I poked around on IRC and Eric Hodel managed to improve on my original suggestion. Read it and weep:
def byte_at(s, i) s[i, 1].unpack('C') end
REXML Ouch ·
RX has a primitive unit-test suite; what I do to sanity-check it at a high
level is feed a
nontrivial XML doc to it and REXML and check that they find the same number of
elements, PIs, paragraphs,
img elements with a
attribute whose value ends in
.jpg, and occurrences of the word
“the” in running text.
Well, when I finally got it running in Ruby 1.9, and started the sanity check, REXML blew up on my document, 2.8 Meg of the input to this blog.

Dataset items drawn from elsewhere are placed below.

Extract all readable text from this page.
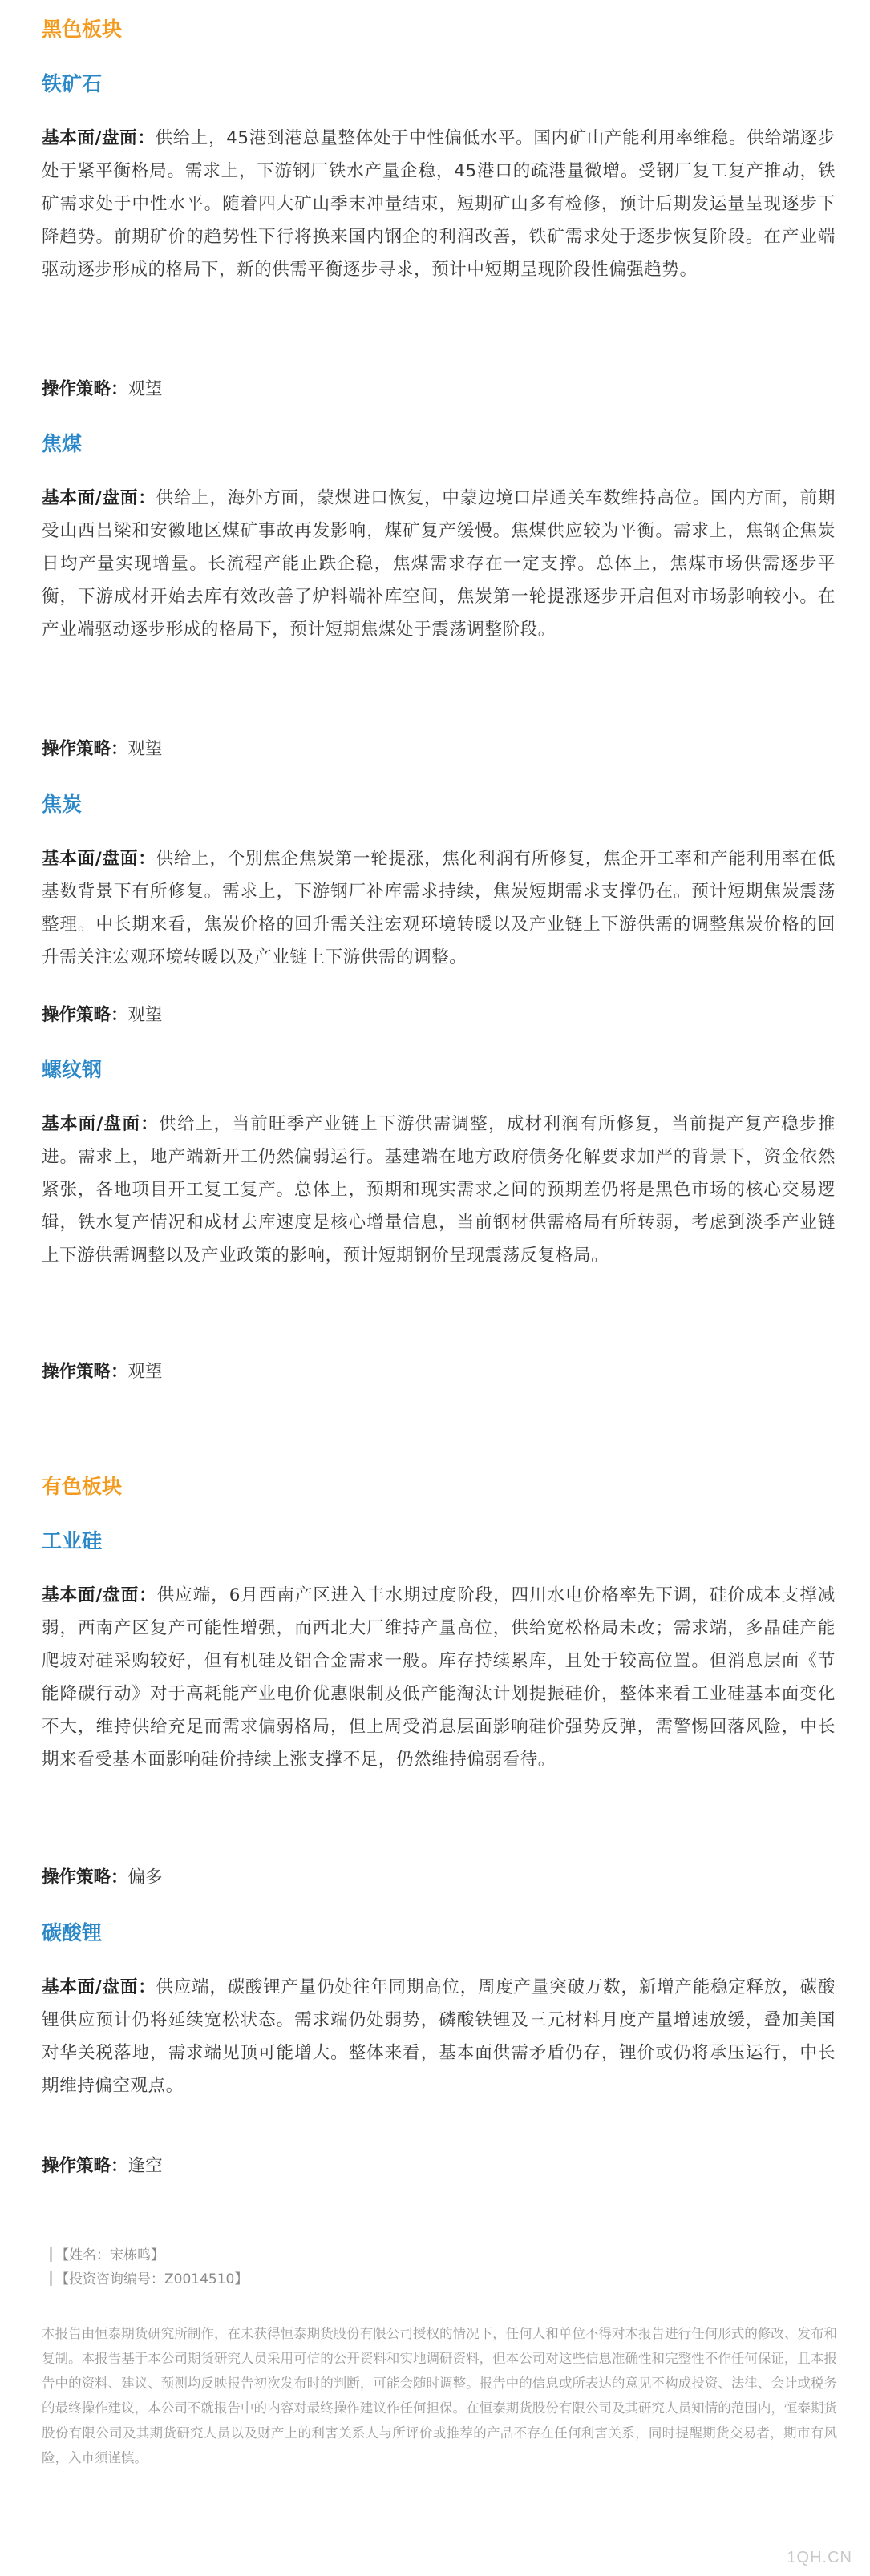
黑色板块
铁矿石
基本面/盘面：供给上，45港到港总量整体处于中性偏低水平。国内矿山产能利用率维稳。供给端逐步处于紧平衡格局。需求上，下游钢厂铁水产量企稳，45港口的疏港量微增。受钢厂复工复产推动，铁矿需求处于中性水平。随着四大矿山季末冲量结束，短期矿山多有检修，预计后期发运量呈现逐步下降趋势。前期矿价的趋势性下行将换来国内钢企的利润改善，铁矿需求处于逐步恢复阶段。在产业端驱动逐步形成的格局下，新的供需平衡逐步寻求，预计中短期呈现阶段性偏强趋势。
操作策略：观望
焦煤
基本面/盘面：供给上，海外方面，蒙煤进口恢复，中蒙边境口岸通关车数维持高位。国内方面，前期受山西吕梁和安徽地区煤矿事故再发影响，煤矿复产缓慢。焦煤供应较为平衡。需求上，焦钢企焦炭日均产量实现增量。长流程产能止跌企稳，焦煤需求存在一定支撑。总体上，焦煤市场供需逐步平衡，下游成材开始去库有效改善了炉料端补库空间，焦炭第一轮提涨逐步开启但对市场影响较小。在产业端驱动逐步形成的格局下，预计短期焦煤处于震荡调整阶段。
操作策略：观望
焦炭
基本面/盘面：供给上，个别焦企焦炭第一轮提涨，焦化利润有所修复，焦企开工率和产能利用率在低基数背景下有所修复。需求上，下游钢厂补库需求持续，焦炭短期需求支撑仍在。预计短期焦炭震荡整理。中长期来看，焦炭价格的回升需关注宏观环境转暖以及产业链上下游供需的调整焦炭价格的回升需关注宏观环境转暖以及产业链上下游供需的调整。
操作策略：观望
螺纹钢
基本面/盘面：供给上，当前旺季产业链上下游供需调整，成材利润有所修复，当前提产复产稳步推进。需求上，地产端新开工仍然偏弱运行。基建端在地方政府债务化解要求加严的背景下，资金依然紧张，各地项目开工复工复产。总体上，预期和现实需求之间的预期差仍将是黑色市场的核心交易逻辑，铁水复产情况和成材去库速度是核心增量信息，当前钢材供需格局有所转弱，考虑到淡季产业链上下游供需调整以及产业政策的影响，预计短期钢价呈现震荡反复格局。
操作策略：观望
有色板块
工业硅
基本面/盘面：供应端，6月西南产区进入丰水期过度阶段，四川水电价格率先下调，硅价成本支撑减弱，西南产区复产可能性增强，而西北大厂维持产量高位，供给宽松格局未改；需求端，多晶硅产能爬坡对硅采购较好，但有机硅及铝合金需求一般。库存持续累库，且处于较高位置。但消息层面《节能降碳行动》对于高耗能产业电价优惠限制及低产能淘汰计划提振硅价，整体来看工业硅基本面变化不大，维持供给充足而需求偏弱格局，但上周受消息层面影响硅价强势反弹，需警惕回落风险，中长期来看受基本面影响硅价持续上涨支撑不足，仍然维持偏弱看待。
操作策略：偏多
碳酸锂
基本面/盘面：供应端，碳酸锂产量仍处往年同期高位，周度产量突破万数，新增产能稳定释放，碳酸锂供应预计仍将延续宽松状态。需求端仍处弱势，磷酸铁锂及三元材料月度产量增速放缓，叠加美国对华关税落地，需求端见顶可能增大。整体来看，基本面供需矛盾仍存，锂价或仍将承压运行，中长期维持偏空观点。
操作策略：逢空
【姓名：宋栋鸣】
【投资咨询编号：Z0014510】
本报告由恒泰期货研究所制作，在未获得恒泰期货股份有限公司授权的情况下，任何人和单位不得对本报告进行任何形式的修改、发布和复制。本报告基于本公司期货研究人员采用可信的公开资料和实地调研资料，但本公司对这些信息准确性和完整性不作任何保证，且本报告中的资料、建议、预测均反映报告初次发布时的判断，可能会随时调整。报告中的信息或所表达的意见不构成投资、法律、会计或税务的最终操作建议，本公司不就报告中的内容对最终操作建议作任何担保。在恒泰期货股份有限公司及其研究人员知情的范围内，恒泰期货股份有限公司及其期货研究人员以及财产上的利害关系人与所评价或推荐的产品不存在任何利害关系，同时提醒期货交易者，期市有风险，入市须谨慎。
1QH.CN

With a bit of poking around, I ascertained that:
REXML blew up differently depending whether I used its stream or DOM mode.
In the stream mode, it apparently fell over while trying to handle an
½, but I couldn’t replicate the failure with
a small file containing that.
In the DOM mode, it incorrectly reported an error on a CDATA section containing an XML declaration and DOCTYPE, but I couldn’t replicate the failure with a small file containing that.
I asked Sam Ruby whether I should be surprised, and a glance at his continuous-integration setup for 1.9 reveals that I shouldn’t, there are lots of tests failing.
There is quite a bit of disgruntlement about XML and Ruby right at this point in time; see The Status of Ruby’s libxml and My Frustrations with REXML: Ruby’s Standard Library for Reading/Writing XML; or, Ruby’s Problem Is Its Type System, and Don’t Try to Tell Me Otherwise and Does Ruby's support for XML suck? I need your input.
The issue is under discussion on the ruby-core mailing list.
Well, there you go. By the way, in Ruby 1.9’s favor, it runs the (simplified de-optimized) RX about three times as fast as 1.8.6. Any other implementors want a whack at it?